On Friday, the FCC (Federal Communications Commission) saved Americans from the extremely hard and dangerous task of having to manually reduce the volume on their TVs during commercial breaks. Thanks to the leadership of Democratic Representative Anna Eshoo (D-CA), the government will now regulate the volumes of such advertisements, since apparently American citizens cannot even be trusted to adjust the sound on their television sets appropriately.
This regulation follows a series of other liberal proposals designed to reduce the individuality of the American citizen by outsourcing all personal responsibility to the federal government. Whether enforcing new smoking bans, using taxpayer money to campaign against obesity, or paying our bills through welfare checks, the government’s role has expanded well beyond its constitutional authority to protect the citizenry into micromanaging their lives. A federal government must provide services that individual citizens cannot, such as national security, trade agreements with foreign nations, and infrastructure construction.
However, the personal decisions of individual citizens, such as how to quit smoking, lose weight, or cover their expenses, are more efficiently handled when accomplished through individual motivation rather than government mandates. Even if the politicians feel that certain citizens are not making the right choices on some of these decisions, they have neither the right nor the ability to protect us from ourselves. The fact that federal politicians feel they have to intervene in our lives to so great an extent, especially on such a trivial matter as the volume of our television sets, demonstrates the lack of trust they have in the average American citizen. We all have remote controls. Why is it necessary for a government miles away to perform a function that we can all do in our own living rooms?
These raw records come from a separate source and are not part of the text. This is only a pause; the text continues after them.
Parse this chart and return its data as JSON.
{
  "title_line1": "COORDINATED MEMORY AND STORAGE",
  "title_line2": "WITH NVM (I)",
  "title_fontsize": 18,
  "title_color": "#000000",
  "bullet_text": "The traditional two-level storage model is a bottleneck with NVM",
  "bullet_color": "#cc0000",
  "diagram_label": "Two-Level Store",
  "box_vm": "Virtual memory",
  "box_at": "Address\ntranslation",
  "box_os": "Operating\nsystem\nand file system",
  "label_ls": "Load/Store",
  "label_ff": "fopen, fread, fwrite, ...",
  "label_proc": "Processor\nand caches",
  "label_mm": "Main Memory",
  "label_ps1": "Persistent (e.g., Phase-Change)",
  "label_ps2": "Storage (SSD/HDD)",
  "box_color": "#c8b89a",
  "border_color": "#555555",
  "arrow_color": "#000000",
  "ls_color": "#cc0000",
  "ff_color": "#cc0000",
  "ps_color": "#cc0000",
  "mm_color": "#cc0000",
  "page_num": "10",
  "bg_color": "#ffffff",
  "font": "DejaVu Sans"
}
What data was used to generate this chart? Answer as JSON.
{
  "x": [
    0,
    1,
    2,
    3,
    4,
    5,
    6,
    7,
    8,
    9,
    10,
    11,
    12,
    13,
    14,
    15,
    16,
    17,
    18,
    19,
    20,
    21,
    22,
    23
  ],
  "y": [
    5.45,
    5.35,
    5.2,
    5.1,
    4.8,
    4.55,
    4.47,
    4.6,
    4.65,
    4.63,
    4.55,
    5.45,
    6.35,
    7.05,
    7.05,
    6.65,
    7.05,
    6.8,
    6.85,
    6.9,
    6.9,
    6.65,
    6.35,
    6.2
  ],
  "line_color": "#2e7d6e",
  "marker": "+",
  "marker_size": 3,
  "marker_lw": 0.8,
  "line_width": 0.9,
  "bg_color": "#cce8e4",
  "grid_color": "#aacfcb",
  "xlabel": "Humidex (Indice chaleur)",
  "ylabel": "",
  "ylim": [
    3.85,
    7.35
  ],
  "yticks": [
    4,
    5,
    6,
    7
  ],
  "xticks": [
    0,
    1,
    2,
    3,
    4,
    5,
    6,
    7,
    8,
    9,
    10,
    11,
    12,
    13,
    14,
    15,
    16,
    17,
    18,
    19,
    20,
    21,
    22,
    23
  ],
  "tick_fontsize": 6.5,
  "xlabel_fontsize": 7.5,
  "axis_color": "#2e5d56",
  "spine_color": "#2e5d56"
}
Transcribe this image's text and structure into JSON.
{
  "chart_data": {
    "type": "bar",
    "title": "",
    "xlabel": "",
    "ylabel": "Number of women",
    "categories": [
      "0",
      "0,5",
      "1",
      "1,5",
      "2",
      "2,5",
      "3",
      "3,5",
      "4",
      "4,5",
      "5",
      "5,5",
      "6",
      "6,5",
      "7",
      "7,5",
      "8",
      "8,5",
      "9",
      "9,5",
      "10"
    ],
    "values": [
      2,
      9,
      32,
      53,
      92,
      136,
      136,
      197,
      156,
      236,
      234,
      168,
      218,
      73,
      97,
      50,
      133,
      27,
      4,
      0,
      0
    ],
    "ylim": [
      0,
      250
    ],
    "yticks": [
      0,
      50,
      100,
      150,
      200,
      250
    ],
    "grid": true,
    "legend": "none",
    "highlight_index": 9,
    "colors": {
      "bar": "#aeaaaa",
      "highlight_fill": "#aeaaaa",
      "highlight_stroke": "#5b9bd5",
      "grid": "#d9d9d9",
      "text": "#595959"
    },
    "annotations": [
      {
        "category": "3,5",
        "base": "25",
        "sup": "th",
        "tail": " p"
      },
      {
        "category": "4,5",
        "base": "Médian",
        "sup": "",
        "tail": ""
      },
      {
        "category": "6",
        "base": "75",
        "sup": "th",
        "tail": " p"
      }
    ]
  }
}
With so many dangerous threats and issues unfolding everyday, the federal government must start prioritizing which to address and spend taxpayer money on since we no longer have the time or revenue to focus on these trivial matters. When interviewed about these new regulations, FCC Commissioner, Mignon Clyburn, said, “For far too long, TV viewers either frantically reached for the remote to turn down the volume when television commercials began or endured what sometimes were frightening decibel levels that resulted in considerable alarm, anger, and spilled popcorn.”
Although I am not entirely sure how many Americans have torn muscles or broken bones desperately grabbing for their remote controls, I know for a fact that “spilled popcorn” is not legitimate concern of our federal government. Unless Representative Eshoo and Commissioner Clyburn actually believe that such loud commercials pose either a security or health risk to their constituents (an even more ludicrous notion), they should trust the citizens themselves to address those concerns that the federal government has no business dealing with. If loud ads are as unpopular with consumers as these regulators claim they are, then private stations and advertisers, anxious to please their customers, will eventually oblige to the popular will. Instead, as a citizenry, we must learn to make ourselves heard again rather than relying on an inefficient, bloated government to fight our battles for us.
Federal Communications Commission (FCC) Commissioners, from left, Mignon Clyburn, Michael J. Copps, Chairman, Julius Genachowski, Commissioners, Robert M. McDowell and Meredith Attwell Baker listen to a panelist during an FCC open meeting January 20, 2010 in Washington, DC. (Robert Giroux/MCT)
While the regulation itself may be miniscule in its impact, the principles behind it have largely led to the fiscal and financial crises originating from Washington, DC. An increasing concern on the part of politicians towards regulating our businesses, investments, and personal incomes has led to a mass exodus of wealth and entrepreneurship from our shores (as an example of that fact, the implementation of this seemingly small regulation will cost businesses 141 million dollars in cost).
Likewise, politicians’ preoccupation with injecting themselves into the personal matters of citizens caused them to push homeownership regardless of their constituents’ ability to pay. This crusade sponsored the CRA (Community Reinvestment Act) and unmonitored securitization of loans by GSEs, such as Fannie Mae and Freddie Mac, catalysts for the worst mortgage crisis in United States history. It is often said that those who do not learn from history are destined to repeat it. Therefore the passage of this regulation, embodying the same principles that have led to our current, sorry state of affairs, indicates we will continue to be plagued by such problems in the years to come, a valid concern for the Coalition for a Conservative Future, which seeks to alleviate such hazards before they are inherited by future generations.
President Thomas Jefferson once said, “A government big enough to supply you with everything you need, is a government big enough to take away everything that you have.” Whether or not you are annoyed by the decibel levels of advertisements on television, you should ask yourself if addressing such a miniscule problem is worth giving the government more control and authority over your life.
By accepting this regulation, we, as a nation, would be accepting the notion that government is needed to perform for us even such menial tasks as changing the volume on our television sets. Is that the vision that America should project? Is that the image of the individualistic American citizen that the world has come to respect and endear? As young Americans, we already have parents to boss us around and tell us what to do; we don’t need liberals too.